He can get the job, but can he do the job?
Driving into Newark, NJ, is an interesting experience. The closer you get as you pass through Florham Park, Livingston, South Orange, and Maplewood, the greater your loathing of humanity grows. As you pass into Newark at last, just blocks from where a gang recently killed three university students for no reason greater than boredom, you start to reconsider your decision to get out of bed every morning. The area would be nice if anyone cared, but the charming old houses are in disrepair, the lawns are neglected, and the people wander the streets in a sweaty daze. Then you're sitting in the car, outside a thrift shop and across the street from a strip club, and the heat is unbearable and some person in the thrift shop (an employee? a customer?) is yelling at some other person in the thrift shop, and you ... what? What can you do?
I think that should be Newark's new tourism slogan: "It's Newark. What can you do?"
I think that was the first time "Newark" and "tourism" appeared in the same sentence. Oh, poor Newark. I think it was the NY Times last week that described Newark as the one major city in the US that steadfastly refuses any attempts at improvement. There were riots in 1965 that frightened the middle class away and the city never recovered. You'd think in forty years a city would have turned itself around, at least partially, in some neighborhoods ... but nope, not Newark!
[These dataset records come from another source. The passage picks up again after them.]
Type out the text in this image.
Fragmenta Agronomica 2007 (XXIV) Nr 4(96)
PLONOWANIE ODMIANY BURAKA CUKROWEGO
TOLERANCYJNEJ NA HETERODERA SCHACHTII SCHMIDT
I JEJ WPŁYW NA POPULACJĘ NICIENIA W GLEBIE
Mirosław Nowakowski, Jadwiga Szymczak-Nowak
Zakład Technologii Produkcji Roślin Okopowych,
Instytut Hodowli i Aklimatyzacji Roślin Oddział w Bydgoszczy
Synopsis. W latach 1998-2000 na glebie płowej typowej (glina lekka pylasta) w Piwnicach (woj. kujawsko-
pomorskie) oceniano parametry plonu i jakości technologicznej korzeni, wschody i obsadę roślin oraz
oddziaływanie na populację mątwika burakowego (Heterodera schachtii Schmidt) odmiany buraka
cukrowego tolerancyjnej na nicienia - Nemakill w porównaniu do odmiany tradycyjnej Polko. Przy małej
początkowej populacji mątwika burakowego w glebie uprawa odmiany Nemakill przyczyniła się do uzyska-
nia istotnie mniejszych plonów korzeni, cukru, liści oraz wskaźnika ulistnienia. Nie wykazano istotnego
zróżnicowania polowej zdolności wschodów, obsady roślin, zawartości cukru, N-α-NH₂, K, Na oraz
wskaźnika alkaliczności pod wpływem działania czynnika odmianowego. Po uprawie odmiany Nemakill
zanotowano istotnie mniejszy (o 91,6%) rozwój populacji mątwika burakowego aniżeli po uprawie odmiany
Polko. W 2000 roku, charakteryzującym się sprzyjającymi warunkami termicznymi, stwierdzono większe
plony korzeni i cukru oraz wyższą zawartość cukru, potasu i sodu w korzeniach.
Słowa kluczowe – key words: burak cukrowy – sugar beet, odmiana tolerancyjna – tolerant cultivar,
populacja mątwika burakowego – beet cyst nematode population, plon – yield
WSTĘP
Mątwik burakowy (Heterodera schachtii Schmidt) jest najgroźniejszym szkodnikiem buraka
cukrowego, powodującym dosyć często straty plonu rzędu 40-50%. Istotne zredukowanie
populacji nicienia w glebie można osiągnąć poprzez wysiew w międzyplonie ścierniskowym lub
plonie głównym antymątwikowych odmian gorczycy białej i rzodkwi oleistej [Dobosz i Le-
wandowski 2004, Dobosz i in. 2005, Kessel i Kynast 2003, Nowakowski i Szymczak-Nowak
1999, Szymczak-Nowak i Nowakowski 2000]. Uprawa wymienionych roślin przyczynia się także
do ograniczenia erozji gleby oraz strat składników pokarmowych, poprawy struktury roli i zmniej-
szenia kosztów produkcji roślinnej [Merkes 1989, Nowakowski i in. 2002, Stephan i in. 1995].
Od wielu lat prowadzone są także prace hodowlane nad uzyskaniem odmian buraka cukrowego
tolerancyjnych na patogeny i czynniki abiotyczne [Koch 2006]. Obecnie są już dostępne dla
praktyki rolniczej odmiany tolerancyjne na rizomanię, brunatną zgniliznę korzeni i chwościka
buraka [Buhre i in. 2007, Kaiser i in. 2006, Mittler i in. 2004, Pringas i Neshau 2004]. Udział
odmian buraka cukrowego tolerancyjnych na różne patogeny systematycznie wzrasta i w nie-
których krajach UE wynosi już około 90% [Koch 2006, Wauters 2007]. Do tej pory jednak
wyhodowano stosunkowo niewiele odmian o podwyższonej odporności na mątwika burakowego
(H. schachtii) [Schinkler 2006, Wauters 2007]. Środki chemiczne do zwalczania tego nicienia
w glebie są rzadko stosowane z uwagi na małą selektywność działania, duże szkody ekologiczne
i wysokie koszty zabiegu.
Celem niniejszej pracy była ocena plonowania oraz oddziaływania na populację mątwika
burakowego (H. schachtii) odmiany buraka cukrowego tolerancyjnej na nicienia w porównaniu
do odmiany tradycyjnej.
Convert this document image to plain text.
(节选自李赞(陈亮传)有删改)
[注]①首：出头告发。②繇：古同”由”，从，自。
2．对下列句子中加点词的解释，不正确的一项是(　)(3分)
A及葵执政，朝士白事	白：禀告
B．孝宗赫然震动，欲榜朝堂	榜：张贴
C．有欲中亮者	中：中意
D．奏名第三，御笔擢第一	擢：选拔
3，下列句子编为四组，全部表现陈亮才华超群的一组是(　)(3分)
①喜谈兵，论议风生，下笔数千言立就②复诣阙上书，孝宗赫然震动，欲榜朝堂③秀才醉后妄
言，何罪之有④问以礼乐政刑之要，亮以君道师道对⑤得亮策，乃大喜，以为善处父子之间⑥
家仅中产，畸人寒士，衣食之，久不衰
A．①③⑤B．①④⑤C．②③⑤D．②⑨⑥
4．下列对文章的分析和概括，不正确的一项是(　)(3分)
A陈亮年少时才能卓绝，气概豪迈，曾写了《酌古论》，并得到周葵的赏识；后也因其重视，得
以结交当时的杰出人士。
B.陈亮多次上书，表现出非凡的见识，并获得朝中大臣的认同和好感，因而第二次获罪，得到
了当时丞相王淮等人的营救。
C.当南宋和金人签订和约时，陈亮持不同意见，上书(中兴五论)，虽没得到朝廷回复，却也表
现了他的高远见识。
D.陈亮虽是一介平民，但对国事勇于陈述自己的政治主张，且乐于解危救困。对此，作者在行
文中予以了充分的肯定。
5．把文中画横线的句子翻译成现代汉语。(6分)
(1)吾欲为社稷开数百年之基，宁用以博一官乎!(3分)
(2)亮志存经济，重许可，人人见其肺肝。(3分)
To be fair, there is one good thing about Newark: leaving it. In a miraculous reversal, the farther you get from Newark, the better you feel. You start driving and twenty minutes later the housing prices are astronomical and you're feeling ... well, you still loathe humanity, but it's a kind of loathing that doesn't include suicidal depression. An hour after that, the editor-in-chief tells you she'll bring up your salary requirements with the publisher next week, and if he ok's it then you've got yourself a job. And now you just have to find yourself a place to live ... I'm thinking somewhere with a low amount of humanity-loathing would be nice, but I'm not picky.



1 Comments:
The wording in this post was kinda clunky. Sorry about that, folks.